CINARS: réactions de diffuseurs étrangers - La compétitivité des artistes canadiens à l'étranger est mise en péril

Plusieurs diffuseurs étrangers constatent que l'abolition de l'aide aux tournées internationales handicape gravement le rayonnement des artistes canadiens. Moins compétitifs, les artistes du Canada et du Québec, dans une moindre mesure, auront de plus en plus de mal à se faire voir sur les scènes internationales.

«Le profil des artistes canadiens a chuté. On connaît le Cirque du Soleil et Robert Lepage, mais le public anglais veut voir aussi les jeunes créateurs. Et si la relève ne peut plus venir, il y a un problème certain qui se prépare», soutient Colin Hick, ex-attaché au service culturel du bureau du Québec à Londres.

M. Hick, comme 239 diffuseurs de pays étrangers, était de passage à Montréal la semaine dernière dans le cadre de la Conférence internationale des arts de la scène (CINARS), où la question de la présence des artistes canadiens sur les marchés internationaux s'est retrouvée au coeur des discussions.

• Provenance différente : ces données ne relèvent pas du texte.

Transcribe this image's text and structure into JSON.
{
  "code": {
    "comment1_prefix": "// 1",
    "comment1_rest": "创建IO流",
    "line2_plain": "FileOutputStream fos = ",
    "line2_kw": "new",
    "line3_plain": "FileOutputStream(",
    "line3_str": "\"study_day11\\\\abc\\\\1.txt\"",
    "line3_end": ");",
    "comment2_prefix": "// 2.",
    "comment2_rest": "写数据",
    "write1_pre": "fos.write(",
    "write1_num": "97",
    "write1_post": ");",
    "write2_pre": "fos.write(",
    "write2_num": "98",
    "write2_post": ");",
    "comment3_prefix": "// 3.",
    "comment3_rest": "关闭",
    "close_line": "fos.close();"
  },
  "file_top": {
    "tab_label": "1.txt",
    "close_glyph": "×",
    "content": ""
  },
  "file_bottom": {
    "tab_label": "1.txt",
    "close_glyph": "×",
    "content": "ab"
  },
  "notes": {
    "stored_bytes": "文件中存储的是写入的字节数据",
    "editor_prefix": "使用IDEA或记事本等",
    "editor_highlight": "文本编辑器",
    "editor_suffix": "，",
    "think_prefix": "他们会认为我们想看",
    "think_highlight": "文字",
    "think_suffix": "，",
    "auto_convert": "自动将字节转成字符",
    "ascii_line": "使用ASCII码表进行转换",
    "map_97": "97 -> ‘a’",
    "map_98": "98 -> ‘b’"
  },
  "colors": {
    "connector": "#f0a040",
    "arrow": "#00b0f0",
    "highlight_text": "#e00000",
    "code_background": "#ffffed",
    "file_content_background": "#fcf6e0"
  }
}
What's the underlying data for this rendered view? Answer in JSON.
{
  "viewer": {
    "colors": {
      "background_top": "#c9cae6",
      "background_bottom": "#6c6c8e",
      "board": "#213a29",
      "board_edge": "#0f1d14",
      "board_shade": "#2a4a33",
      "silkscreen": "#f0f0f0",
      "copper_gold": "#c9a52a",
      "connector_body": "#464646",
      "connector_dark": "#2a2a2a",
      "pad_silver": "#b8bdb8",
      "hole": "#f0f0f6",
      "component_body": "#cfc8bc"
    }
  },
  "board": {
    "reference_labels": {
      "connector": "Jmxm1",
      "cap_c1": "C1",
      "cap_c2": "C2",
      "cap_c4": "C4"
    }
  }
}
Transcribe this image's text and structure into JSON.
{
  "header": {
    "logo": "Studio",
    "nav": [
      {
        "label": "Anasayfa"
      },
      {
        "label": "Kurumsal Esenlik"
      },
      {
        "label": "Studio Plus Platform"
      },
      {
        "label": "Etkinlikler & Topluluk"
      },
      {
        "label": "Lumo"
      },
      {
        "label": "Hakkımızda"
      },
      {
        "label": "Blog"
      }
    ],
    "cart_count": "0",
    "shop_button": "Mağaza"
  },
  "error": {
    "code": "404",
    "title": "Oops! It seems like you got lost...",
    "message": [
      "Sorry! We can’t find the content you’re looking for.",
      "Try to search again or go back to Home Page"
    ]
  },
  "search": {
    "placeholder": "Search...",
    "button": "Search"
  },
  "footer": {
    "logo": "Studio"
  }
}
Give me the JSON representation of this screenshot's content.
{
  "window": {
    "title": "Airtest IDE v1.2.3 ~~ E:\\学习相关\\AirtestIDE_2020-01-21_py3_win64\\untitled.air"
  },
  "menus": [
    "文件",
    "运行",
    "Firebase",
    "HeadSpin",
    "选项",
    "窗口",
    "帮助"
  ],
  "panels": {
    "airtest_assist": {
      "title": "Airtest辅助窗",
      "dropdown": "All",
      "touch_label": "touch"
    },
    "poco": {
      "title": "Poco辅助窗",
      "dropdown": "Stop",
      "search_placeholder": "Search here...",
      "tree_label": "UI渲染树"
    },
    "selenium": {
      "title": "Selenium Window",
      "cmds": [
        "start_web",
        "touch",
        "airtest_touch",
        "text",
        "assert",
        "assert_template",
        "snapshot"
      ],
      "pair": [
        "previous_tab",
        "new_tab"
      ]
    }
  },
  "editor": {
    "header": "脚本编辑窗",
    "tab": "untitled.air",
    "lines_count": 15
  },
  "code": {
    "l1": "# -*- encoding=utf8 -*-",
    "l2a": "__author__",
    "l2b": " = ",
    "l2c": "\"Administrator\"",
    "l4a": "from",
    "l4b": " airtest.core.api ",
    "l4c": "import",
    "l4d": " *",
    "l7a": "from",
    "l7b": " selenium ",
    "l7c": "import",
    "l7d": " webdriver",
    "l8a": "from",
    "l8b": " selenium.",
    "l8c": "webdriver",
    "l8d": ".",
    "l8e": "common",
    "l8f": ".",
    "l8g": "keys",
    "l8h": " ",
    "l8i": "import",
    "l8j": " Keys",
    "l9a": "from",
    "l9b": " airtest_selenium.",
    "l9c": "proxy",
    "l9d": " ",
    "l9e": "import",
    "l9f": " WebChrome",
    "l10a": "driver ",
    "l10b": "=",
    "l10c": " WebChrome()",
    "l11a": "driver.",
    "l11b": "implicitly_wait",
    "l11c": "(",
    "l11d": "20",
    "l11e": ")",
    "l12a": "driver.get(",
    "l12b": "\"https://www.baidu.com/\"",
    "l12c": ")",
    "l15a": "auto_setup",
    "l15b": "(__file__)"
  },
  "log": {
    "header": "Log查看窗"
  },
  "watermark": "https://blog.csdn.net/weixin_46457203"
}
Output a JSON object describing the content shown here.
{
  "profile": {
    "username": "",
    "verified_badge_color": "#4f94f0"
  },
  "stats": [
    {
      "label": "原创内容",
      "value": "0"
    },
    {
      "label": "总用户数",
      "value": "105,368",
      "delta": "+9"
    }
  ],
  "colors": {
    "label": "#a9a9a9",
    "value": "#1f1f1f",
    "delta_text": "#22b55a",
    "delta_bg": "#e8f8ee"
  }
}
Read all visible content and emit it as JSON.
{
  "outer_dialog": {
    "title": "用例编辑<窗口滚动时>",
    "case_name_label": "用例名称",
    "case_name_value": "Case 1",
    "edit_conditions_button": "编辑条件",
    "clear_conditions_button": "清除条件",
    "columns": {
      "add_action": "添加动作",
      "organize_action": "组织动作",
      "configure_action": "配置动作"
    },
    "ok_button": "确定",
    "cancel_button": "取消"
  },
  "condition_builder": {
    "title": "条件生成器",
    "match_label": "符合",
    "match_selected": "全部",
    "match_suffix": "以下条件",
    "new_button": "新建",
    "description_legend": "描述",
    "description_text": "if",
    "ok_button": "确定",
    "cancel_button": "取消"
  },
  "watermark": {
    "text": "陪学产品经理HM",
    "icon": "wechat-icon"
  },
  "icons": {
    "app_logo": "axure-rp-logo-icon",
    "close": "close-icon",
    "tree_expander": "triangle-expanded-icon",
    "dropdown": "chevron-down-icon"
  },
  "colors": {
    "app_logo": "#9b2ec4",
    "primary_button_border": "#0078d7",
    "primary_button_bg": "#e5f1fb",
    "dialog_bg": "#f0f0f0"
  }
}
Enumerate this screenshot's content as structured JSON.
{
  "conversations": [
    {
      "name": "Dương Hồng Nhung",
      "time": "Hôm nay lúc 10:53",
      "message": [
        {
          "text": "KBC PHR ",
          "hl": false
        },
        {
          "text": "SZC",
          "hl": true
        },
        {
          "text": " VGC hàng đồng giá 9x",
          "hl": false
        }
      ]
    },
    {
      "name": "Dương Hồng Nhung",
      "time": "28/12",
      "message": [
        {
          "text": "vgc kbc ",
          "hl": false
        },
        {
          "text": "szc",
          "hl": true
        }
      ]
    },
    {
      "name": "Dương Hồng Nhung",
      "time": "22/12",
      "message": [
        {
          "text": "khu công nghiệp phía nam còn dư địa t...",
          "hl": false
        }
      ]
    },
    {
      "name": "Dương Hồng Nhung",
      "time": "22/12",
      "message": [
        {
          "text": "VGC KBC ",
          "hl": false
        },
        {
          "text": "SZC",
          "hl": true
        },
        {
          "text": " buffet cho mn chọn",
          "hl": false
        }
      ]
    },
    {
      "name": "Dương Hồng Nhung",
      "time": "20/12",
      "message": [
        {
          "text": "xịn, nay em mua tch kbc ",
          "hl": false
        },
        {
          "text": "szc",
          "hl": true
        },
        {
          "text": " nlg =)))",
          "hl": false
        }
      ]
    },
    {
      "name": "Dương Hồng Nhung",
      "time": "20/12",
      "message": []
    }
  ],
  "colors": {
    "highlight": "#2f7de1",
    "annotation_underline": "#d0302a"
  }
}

Selon M. Hick, installé à Londres depuis 16 ans, les artistes de la relève sont ceux qui souffriront le plus de la compression de 5,3 millions faite par

Ottawa dans l'aide aux tournées internationales. Le milieu culturel britannique, déjà aux prises avec les compressions monstres de 30 % infligées par le gouvernement Cameron, est de plus en plus réticent à partager les coûts liés aux tournées de compagnies et d'artistes étrangers. «Il y a un problème de collaboration à l'horizon, même pour les noms connus. Si le Canada ne paie plus pour le transport, il sera plus difficile d'inviter des Canadiens et on préférera des compagnies européennes qui sont à deux heures de vol plutôt que sept», soutient ce dernier.

Au Royaume-Uni, les compressions ont frappé fort. Le Conseil des arts britannique, qui subventionne créateurs et diffuseurs locaux, verra son budget chuter de 449 à 349 millions de livres d'ici cinq ans.

C'est un autre portrait en Allemagne, où l'État consacre plus de trois milliards de dollars par an à la culture, l'industrie la plus importante au pays après celle de l'automobile, affirme Bertram Muller, directeur du Tanzhaus de Düsseldorf, un théâtre dédié à la danse.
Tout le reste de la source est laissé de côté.